Lost Knowledge Needs Finding

Potato
Holy Scrap Springs photo by Mikeysklar

This week Im working on a series of podcasts as well as an article for United Academics Magazine which focuses on people who have created their own home and work spaces. Those who left cities and suburbs, left houses and apartments, left conventional jobs, and moved to a rural or undeveloped place. In their new environments they have built or rebuilt their homes using a mix of traditional, proven techniques and new, innovative features.  They do things like grow/raise their own food, collect their own water, generate their own power, and create their own kinds of income-generating work.

This phenomenon, at first glance, is nothing new; people have been leaving cities for the country periodically for decades. (though statistically more people do the opposite) But this generation is the unique above all for the techniques and knowledge it brings to these remote locations. Knowledge that is not only their own, but the never-ending collective knowledge one can consult via the internet. Installing a solar power system?

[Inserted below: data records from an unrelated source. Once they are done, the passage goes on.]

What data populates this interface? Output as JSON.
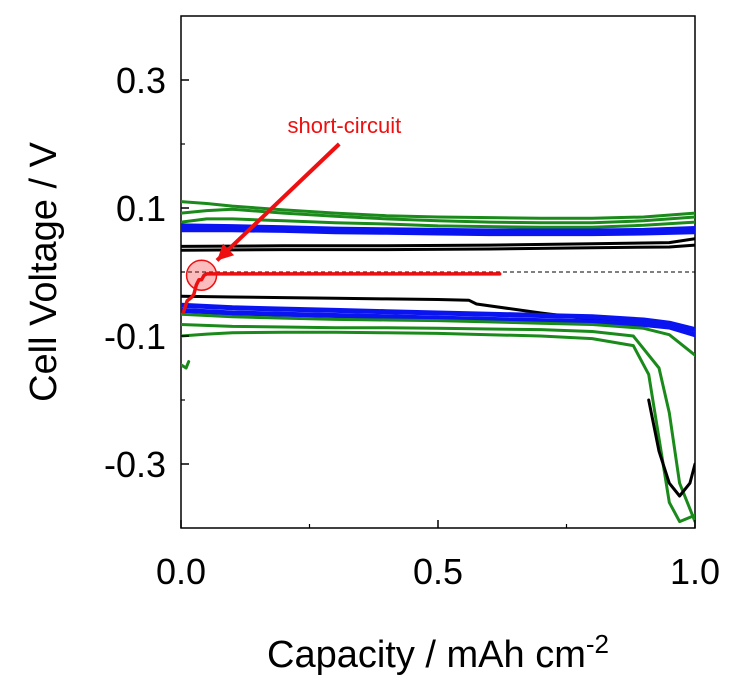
{
  "chart_data": {
    "type": "line",
    "title": "",
    "xlabel": "Capacity / mAh cm",
    "xlabel_superscript": "-2",
    "ylabel": "Cell Voltage / V",
    "xlim": [
      0.0,
      1.0
    ],
    "ylim": [
      -0.4,
      0.4
    ],
    "x_ticks": [
      {
        "value": 0.0,
        "label": "0.0"
      },
      {
        "value": 0.5,
        "label": "0.5"
      },
      {
        "value": 1.0,
        "label": "1.0"
      }
    ],
    "y_ticks": [
      {
        "value": 0.3,
        "label": "0.3"
      },
      {
        "value": 0.1,
        "label": "0.1"
      },
      {
        "value": -0.1,
        "label": "-0.1"
      },
      {
        "value": -0.3,
        "label": "-0.3"
      }
    ],
    "grid": false,
    "reference_line": {
      "y": 0.0,
      "style": "dashed"
    },
    "colors": {
      "green": "#1a8a1a",
      "blue": "#0a14f0",
      "black": "#000000",
      "red": "#ee1010"
    },
    "series": [
      {
        "color": "green",
        "points": [
          [
            0.0,
            0.11
          ],
          [
            0.05,
            0.107
          ],
          [
            0.1,
            0.103
          ],
          [
            0.2,
            0.097
          ],
          [
            0.3,
            0.092
          ],
          [
            0.4,
            0.088
          ],
          [
            0.5,
            0.086
          ],
          [
            0.6,
            0.085
          ],
          [
            0.7,
            0.084
          ],
          [
            0.8,
            0.084
          ],
          [
            0.9,
            0.086
          ],
          [
            1.0,
            0.092
          ]
        ]
      },
      {
        "color": "green",
        "points": [
          [
            0.0,
            0.092
          ],
          [
            0.05,
            0.096
          ],
          [
            0.1,
            0.098
          ],
          [
            0.2,
            0.092
          ],
          [
            0.3,
            0.087
          ],
          [
            0.4,
            0.083
          ],
          [
            0.5,
            0.08
          ],
          [
            0.6,
            0.078
          ],
          [
            0.7,
            0.077
          ],
          [
            0.8,
            0.077
          ],
          [
            0.9,
            0.08
          ],
          [
            1.0,
            0.086
          ]
        ]
      },
      {
        "color": "green",
        "points": [
          [
            0.0,
            0.078
          ],
          [
            0.05,
            0.083
          ],
          [
            0.1,
            0.083
          ],
          [
            0.2,
            0.08
          ],
          [
            0.3,
            0.077
          ],
          [
            0.4,
            0.075
          ],
          [
            0.5,
            0.072
          ],
          [
            0.6,
            0.071
          ],
          [
            0.7,
            0.07
          ],
          [
            0.8,
            0.07
          ],
          [
            0.9,
            0.073
          ],
          [
            1.0,
            0.078
          ]
        ]
      },
      {
        "color": "blue",
        "points": [
          [
            0.0,
            0.072
          ],
          [
            0.1,
            0.071
          ],
          [
            0.2,
            0.069
          ],
          [
            0.3,
            0.067
          ],
          [
            0.4,
            0.066
          ],
          [
            0.5,
            0.065
          ],
          [
            0.6,
            0.064
          ],
          [
            0.7,
            0.064
          ],
          [
            0.8,
            0.064
          ],
          [
            0.9,
            0.065
          ],
          [
            1.0,
            0.068
          ]
        ]
      },
      {
        "color": "blue",
        "points": [
          [
            0.0,
            0.066
          ],
          [
            0.1,
            0.066
          ],
          [
            0.2,
            0.065
          ],
          [
            0.3,
            0.063
          ],
          [
            0.4,
            0.062
          ],
          [
            0.5,
            0.061
          ],
          [
            0.6,
            0.06
          ],
          [
            0.7,
            0.06
          ],
          [
            0.8,
            0.06
          ],
          [
            0.9,
            0.061
          ],
          [
            1.0,
            0.063
          ]
        ]
      },
      {
        "color": "black",
        "points": [
          [
            0.0,
            0.04
          ],
          [
            0.2,
            0.041
          ],
          [
            0.4,
            0.041
          ],
          [
            0.6,
            0.042
          ],
          [
            0.8,
            0.044
          ],
          [
            0.95,
            0.046
          ],
          [
            1.0,
            0.052
          ]
        ]
      },
      {
        "color": "black",
        "points": [
          [
            0.0,
            0.034
          ],
          [
            0.2,
            0.035
          ],
          [
            0.4,
            0.035
          ],
          [
            0.6,
            0.036
          ],
          [
            0.8,
            0.038
          ],
          [
            0.95,
            0.039
          ],
          [
            1.0,
            0.042
          ]
        ]
      },
      {
        "color": "black",
        "points": [
          [
            0.0,
            -0.038
          ],
          [
            0.1,
            -0.039
          ],
          [
            0.2,
            -0.04
          ],
          [
            0.3,
            -0.041
          ],
          [
            0.4,
            -0.042
          ],
          [
            0.5,
            -0.043
          ],
          [
            0.56,
            -0.044
          ],
          [
            0.575,
            -0.05
          ],
          [
            0.7,
            -0.064
          ],
          [
            0.8,
            -0.074
          ],
          [
            0.9,
            -0.08
          ],
          [
            0.95,
            -0.083
          ],
          [
            1.0,
            -0.09
          ]
        ]
      },
      {
        "color": "blue",
        "points": [
          [
            0.0,
            -0.052
          ],
          [
            0.1,
            -0.056
          ],
          [
            0.2,
            -0.058
          ],
          [
            0.3,
            -0.06
          ],
          [
            0.4,
            -0.062
          ],
          [
            0.5,
            -0.064
          ],
          [
            0.6,
            -0.066
          ],
          [
            0.7,
            -0.068
          ],
          [
            0.8,
            -0.07
          ],
          [
            0.9,
            -0.075
          ],
          [
            0.95,
            -0.08
          ],
          [
            1.0,
            -0.09
          ]
        ]
      },
      {
        "color": "blue",
        "points": [
          [
            0.0,
            -0.06
          ],
          [
            0.1,
            -0.064
          ],
          [
            0.2,
            -0.066
          ],
          [
            0.3,
            -0.068
          ],
          [
            0.4,
            -0.07
          ],
          [
            0.5,
            -0.072
          ],
          [
            0.6,
            -0.074
          ],
          [
            0.7,
            -0.076
          ],
          [
            0.8,
            -0.078
          ],
          [
            0.9,
            -0.082
          ],
          [
            0.95,
            -0.086
          ],
          [
            1.0,
            -0.098
          ]
        ]
      },
      {
        "color": "green",
        "points": [
          [
            0.0,
            -0.066
          ],
          [
            0.1,
            -0.07
          ],
          [
            0.2,
            -0.072
          ],
          [
            0.3,
            -0.074
          ],
          [
            0.4,
            -0.075
          ],
          [
            0.5,
            -0.076
          ],
          [
            0.6,
            -0.078
          ],
          [
            0.7,
            -0.08
          ],
          [
            0.8,
            -0.082
          ],
          [
            0.9,
            -0.088
          ],
          [
            0.95,
            -0.098
          ],
          [
            1.0,
            -0.13
          ]
        ]
      },
      {
        "color": "green",
        "points": [
          [
            0.0,
            -0.082
          ],
          [
            0.1,
            -0.085
          ],
          [
            0.2,
            -0.086
          ],
          [
            0.3,
            -0.087
          ],
          [
            0.4,
            -0.087
          ],
          [
            0.5,
            -0.088
          ],
          [
            0.6,
            -0.089
          ],
          [
            0.7,
            -0.09
          ],
          [
            0.8,
            -0.093
          ],
          [
            0.88,
            -0.1
          ],
          [
            0.93,
            -0.15
          ],
          [
            0.95,
            -0.22
          ],
          [
            0.97,
            -0.33
          ],
          [
            0.99,
            -0.37
          ],
          [
            1.0,
            -0.39
          ]
        ]
      },
      {
        "color": "green",
        "points": [
          [
            0.0,
            -0.1
          ],
          [
            0.05,
            -0.097
          ],
          [
            0.1,
            -0.095
          ],
          [
            0.2,
            -0.094
          ],
          [
            0.3,
            -0.094
          ],
          [
            0.4,
            -0.095
          ],
          [
            0.5,
            -0.096
          ],
          [
            0.6,
            -0.098
          ],
          [
            0.7,
            -0.1
          ],
          [
            0.8,
            -0.104
          ],
          [
            0.88,
            -0.115
          ],
          [
            0.91,
            -0.16
          ],
          [
            0.93,
            -0.26
          ],
          [
            0.95,
            -0.36
          ],
          [
            0.97,
            -0.39
          ],
          [
            1.0,
            -0.38
          ]
        ]
      },
      {
        "color": "green",
        "points": [
          [
            0.0,
            -0.145
          ],
          [
            0.01,
            -0.15
          ],
          [
            0.015,
            -0.14
          ]
        ]
      },
      {
        "color": "black",
        "points": [
          [
            0.91,
            -0.2
          ],
          [
            0.93,
            -0.28
          ],
          [
            0.95,
            -0.33
          ],
          [
            0.97,
            -0.35
          ],
          [
            0.99,
            -0.33
          ],
          [
            1.0,
            -0.3
          ]
        ]
      },
      {
        "color": "red",
        "points": [
          [
            0.005,
            -0.062
          ],
          [
            0.012,
            -0.045
          ],
          [
            0.02,
            -0.04
          ],
          [
            0.025,
            -0.035
          ],
          [
            0.03,
            -0.02
          ],
          [
            0.035,
            -0.012
          ],
          [
            0.04,
            -0.012
          ],
          [
            0.045,
            -0.005
          ],
          [
            0.05,
            -0.003
          ],
          [
            0.2,
            -0.003
          ],
          [
            0.4,
            -0.003
          ],
          [
            0.62,
            -0.003
          ]
        ]
      }
    ],
    "highlight_circle": {
      "x": 0.04,
      "y": -0.005
    },
    "annotations": [
      {
        "text": "short-circuit",
        "color": "red",
        "x": 0.24,
        "y": 0.23,
        "arrow_from": [
          0.23,
          0.2
        ],
        "arrow_to": [
          0.07,
          0.018
        ]
      }
    ]
  }
}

Never built a barn before? Canned your own preserves? Check youtube, the step-by-step instructions are there waiting for you.

Of course the internet is not the only source of knowledge, the offline community that one joins when moving to a rural area also has its own experience and skills which might be called upon. Between the depth of the internet and the generations of experience in your town, whatever it is you don’t yet know how to do on your own, you can learn. And this is exactly what is happening.

Back in the urban-suburban world that so many in the western hemisphere see as the only two choices, such life changes are probably still seen as odd or undesirable. They might lose sleep over barely tenable costs of living and work stress, but they’ve grown up with the idea that this is all normal and simply “life”. Need something for the kids or for the house? Go to Walmart. Need heat? Turn up the thermostat.  All needs are met by some external service or source, all of which come at a monetary cost.  Again, at some point this may seem like the only way life works. But this group of people has proven otherwise, and their will to take action in this manner has inspired more people to do the same.

In the coming series of podcasts you will hear from this special group of people. They’re explain how they used to live and what led them to make a radical change. They’ll also explain the details about why this way of life not only works better for them, but why they are better prepared for the foreseeable future where the value of money decays further and the ability to grow or make things becomes more rare and necessary.